Israel fights off locust scourge on Passover eve

Crop dusters bombard latest swarm of grasshoppers with pesticide in an effort to save south’s crops

Aircrafts spraying pesticides over agricultural fields in Ramat Negev, March 11, 2013. (Flash90)
Aircrafts spraying pesticides over agricultural fields in Ramat Negev, March 11, 2013. (Flash90)

Crop-dusting planes on Monday bombarded a scourge of locusts with pesticides in an effort to cull the biblically timed plague that threatened to annihilate crops in southern Israel.

Israel has battled swarm after swarm of the voracious insects for the past three weeks, with ever-larger plagues of the destructive insects arriving daily from neighboring Egypt. At the start of the month, the Agriculture Ministry launched a major crop-dusting campaign to kill the aerial invaders.

Unlike previous swarms that have entered Israel in the past month, the locusts that hit Israel Sunday are yellow and fertile and, in this stage of their metamorphosis, pose less risk to crops because they eat significantly less. Once the insects lay eggs and they hatch, however, Israeli farmers will face the threat of this wave’s insatiable brood, which will eat anything green in their path.
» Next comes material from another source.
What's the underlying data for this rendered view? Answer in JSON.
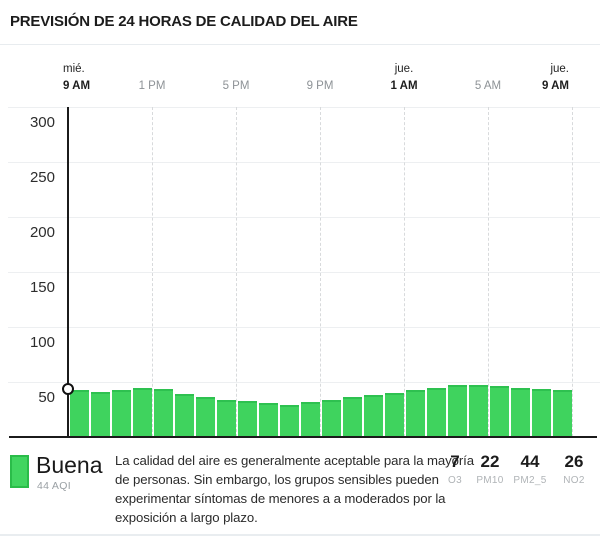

“The planes spray the swarms and stop them from going further into the country,” a Ramat Negev Regional Council official said.

“You spray them early in the morning to stop them from arriving at moister areas, where they would lay eggs and the larvae would eat everything in sight.”

The latest swarm to hit Israel on Passover eve carries biblical significance: Of the 10 plagues which, according to the Bible, smote Pharaoh to ensure the release of the Israelites from bondage in Egypt, the eighth was locusts.